Strengths and limitations

This study uses validated pictorial and narrative constructs as a methodology to explore body image dissatisfaction and weight distortion among adults with excessive body weight among the black population. The study was developed to further expatiate the findings of a recent qualitative study that explored body size perception, perceived obesity threat and the willingness to lose weight among obese adults in poor communities of South Africa.18 In summary, the study indicated that willingness to lose weight can be a function of body size dissatisfaction and not related to weight. The study also has some limitations. Participants in our study were recruited from existing cohorts in two communities and may not be a true representation of the entire South African population. The study participants were predominantly women, the majority of them overweight and unemployed, and were recruited from two black communities of South African population. This could probably introduce a bias. Nonetheless, future research that uses larger studies involving the entire South African population can eliminate the uncertainties. In addition, for further research, structural equation modelling could be applied to explore the relationship of body image perception with perceived obesity threat and weight loss among obese persons in this population.
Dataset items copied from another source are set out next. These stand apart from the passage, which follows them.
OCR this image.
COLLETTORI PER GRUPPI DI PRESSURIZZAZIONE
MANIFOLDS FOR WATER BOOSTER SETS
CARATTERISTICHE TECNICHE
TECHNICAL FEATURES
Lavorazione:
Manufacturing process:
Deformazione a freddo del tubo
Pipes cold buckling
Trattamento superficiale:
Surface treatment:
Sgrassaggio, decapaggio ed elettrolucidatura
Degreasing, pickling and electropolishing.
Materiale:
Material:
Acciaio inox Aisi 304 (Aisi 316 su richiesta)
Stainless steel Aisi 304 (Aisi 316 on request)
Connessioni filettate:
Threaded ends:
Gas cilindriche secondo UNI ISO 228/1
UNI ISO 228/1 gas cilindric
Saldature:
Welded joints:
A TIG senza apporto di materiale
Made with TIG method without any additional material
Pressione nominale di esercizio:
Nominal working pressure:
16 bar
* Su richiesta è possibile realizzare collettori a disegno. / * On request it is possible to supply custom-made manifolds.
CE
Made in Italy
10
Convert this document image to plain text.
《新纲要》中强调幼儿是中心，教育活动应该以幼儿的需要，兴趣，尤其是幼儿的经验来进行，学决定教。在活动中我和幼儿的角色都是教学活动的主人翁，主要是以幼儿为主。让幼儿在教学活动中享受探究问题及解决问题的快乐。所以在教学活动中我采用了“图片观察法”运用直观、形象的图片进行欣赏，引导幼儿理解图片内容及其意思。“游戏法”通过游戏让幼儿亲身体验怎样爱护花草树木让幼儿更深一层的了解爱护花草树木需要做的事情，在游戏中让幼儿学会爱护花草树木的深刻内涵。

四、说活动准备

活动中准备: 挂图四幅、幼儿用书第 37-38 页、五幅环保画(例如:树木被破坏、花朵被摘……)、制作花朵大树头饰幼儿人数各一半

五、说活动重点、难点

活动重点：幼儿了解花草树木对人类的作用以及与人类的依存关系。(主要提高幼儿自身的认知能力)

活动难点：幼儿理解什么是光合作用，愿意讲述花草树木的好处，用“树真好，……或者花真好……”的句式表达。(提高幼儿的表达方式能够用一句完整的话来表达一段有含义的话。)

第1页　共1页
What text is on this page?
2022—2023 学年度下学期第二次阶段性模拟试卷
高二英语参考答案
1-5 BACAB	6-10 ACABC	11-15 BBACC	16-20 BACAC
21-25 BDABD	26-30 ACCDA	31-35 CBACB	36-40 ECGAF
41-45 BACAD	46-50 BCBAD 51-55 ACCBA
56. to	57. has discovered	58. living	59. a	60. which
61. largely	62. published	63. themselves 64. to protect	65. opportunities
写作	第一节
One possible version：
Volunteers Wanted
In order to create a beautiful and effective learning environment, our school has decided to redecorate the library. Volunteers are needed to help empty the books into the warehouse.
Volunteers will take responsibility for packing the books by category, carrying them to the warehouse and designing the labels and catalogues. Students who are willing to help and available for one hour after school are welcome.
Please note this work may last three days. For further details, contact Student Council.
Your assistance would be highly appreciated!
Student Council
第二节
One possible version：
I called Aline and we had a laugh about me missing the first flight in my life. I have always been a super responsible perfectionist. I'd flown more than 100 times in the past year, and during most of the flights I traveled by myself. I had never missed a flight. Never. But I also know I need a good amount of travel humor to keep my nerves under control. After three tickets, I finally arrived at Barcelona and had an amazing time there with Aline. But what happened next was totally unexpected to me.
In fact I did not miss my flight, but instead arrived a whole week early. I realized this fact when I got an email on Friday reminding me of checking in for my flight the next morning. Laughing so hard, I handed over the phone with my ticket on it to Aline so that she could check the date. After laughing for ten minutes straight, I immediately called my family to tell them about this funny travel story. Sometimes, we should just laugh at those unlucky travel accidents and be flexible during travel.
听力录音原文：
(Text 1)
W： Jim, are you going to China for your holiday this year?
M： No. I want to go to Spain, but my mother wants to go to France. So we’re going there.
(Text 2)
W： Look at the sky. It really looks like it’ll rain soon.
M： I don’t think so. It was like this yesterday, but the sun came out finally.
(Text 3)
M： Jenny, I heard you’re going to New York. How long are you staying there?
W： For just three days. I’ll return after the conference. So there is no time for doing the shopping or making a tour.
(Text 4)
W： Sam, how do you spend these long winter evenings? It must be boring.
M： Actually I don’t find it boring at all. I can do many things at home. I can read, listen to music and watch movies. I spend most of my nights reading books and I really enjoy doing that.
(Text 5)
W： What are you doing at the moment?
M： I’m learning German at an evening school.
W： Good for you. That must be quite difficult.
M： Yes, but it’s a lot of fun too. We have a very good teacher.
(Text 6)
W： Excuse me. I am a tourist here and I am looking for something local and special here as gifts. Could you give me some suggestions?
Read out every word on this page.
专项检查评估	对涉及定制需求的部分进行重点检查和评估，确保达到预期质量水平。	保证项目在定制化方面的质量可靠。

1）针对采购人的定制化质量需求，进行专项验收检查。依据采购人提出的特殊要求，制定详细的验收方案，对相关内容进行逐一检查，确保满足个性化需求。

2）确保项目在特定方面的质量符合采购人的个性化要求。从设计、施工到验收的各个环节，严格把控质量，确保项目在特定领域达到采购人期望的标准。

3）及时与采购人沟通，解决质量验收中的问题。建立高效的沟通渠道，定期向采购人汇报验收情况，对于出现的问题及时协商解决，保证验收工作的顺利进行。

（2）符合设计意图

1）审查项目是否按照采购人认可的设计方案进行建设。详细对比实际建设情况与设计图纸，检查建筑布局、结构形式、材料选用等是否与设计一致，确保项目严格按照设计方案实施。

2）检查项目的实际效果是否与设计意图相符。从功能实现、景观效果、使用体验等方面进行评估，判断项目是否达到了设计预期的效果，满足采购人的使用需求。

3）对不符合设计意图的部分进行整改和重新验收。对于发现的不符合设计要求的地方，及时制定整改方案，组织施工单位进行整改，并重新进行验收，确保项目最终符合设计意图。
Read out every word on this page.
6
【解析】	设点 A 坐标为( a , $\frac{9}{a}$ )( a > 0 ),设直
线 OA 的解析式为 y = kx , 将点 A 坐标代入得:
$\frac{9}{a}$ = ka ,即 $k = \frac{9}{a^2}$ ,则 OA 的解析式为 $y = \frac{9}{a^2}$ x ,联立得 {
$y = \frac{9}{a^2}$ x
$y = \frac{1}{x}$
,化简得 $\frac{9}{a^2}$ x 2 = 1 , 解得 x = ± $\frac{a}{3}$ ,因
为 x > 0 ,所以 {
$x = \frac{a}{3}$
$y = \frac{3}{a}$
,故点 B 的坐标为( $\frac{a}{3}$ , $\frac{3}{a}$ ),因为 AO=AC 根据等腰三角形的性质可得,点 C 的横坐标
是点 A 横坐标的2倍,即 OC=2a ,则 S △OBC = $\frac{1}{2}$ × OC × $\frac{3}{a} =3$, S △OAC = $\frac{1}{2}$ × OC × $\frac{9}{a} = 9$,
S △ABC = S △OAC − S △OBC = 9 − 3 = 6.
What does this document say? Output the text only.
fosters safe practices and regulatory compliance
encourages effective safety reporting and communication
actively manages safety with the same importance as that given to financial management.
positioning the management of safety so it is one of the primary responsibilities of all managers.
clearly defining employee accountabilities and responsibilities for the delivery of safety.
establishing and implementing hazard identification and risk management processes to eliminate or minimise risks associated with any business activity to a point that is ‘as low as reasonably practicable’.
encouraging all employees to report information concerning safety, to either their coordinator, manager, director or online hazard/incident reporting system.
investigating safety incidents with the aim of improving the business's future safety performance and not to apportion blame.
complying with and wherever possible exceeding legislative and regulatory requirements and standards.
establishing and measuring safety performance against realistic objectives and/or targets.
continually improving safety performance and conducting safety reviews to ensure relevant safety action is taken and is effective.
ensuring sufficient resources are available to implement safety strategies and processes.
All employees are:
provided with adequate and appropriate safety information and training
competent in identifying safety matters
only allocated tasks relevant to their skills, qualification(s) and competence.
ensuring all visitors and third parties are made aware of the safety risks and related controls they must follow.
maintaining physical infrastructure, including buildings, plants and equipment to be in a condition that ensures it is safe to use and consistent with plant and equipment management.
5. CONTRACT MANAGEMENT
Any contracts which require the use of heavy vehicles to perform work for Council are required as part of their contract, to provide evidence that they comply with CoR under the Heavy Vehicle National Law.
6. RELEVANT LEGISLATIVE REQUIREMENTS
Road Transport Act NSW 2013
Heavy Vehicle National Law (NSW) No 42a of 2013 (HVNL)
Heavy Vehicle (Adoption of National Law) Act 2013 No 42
Conclusion and recommendations

Most overweight and obese persons had underestimated their body weight and were dissatisfied with their body sizes. This indicates that participants with excess weight were not only dissatisfied with their body size but were in a dilemma of perceiving their current weight (large body shapes) differently – perhaps because of societal norms and preference for large body size. Fortunately, willingness to lose weight and perceiving a threat of CVD was positively associated with body size dissatisfaction. Furthermore, weight discordance was associated with weight lost. Based on the above findings, community-based health promotion that incorporates motivation and behaviour change communication strategies for personal weight and CVD risk assessments should be considered in obesity prevention interventions. Such interventions should motivate towards maintenance of healthy optimal weight and regular weight check to prevent obesity and the possible risk of CVD among adults in this setting. Promotion and advocacy for personal weight checks and effective communication on health implications of optimal weight might be a possible way to encourage personal weight estimation, evaluation and possible decisions to support a healthy weight.`

Acknowledgements

The authors are grateful to the Prospective Urban and Rural Epidemiology (PURE) study research teams in South Africa and the University of the Western Cape for approving the study, and are thankful to the National Research Foundation of South Africa (NRF), the Chronic Disease Initiative for Africa (CDIA) and the Department of Medicine, University of Cape Town, for PhD scholarship support to K.J.O.

Competing interests

The authors declare that they have no financial or personal relationships that may have inappropriately influenced them in writing this article.

Authors’ contributions

K.J.O. conceptualised, designed and implemented the study. He was also involved in data analyses, interpretation and writing up of the manuscript. N.L. was involved in conceptualisation, implementation of the study and the development of the manuscript. T.P. was involved in the design and supervision of the study, data analyses and reviewing of the article.

Funding information

The National Research Foundation of South Africa (NRF); the Chronic Disease Initiative for Africa (CDIA); and the Department of Medicine, University of Cape Town, provided scholarship for K.J.O.’s postgraduate doctoral degree.

Data availability statement

All the data are contained within the manuscript and are available from the corresponding author upon reasonable request.

Disclaimer

The information contained in the article are the opinions, conclusions and recommendations of the authors and not an official position of the institution or funder.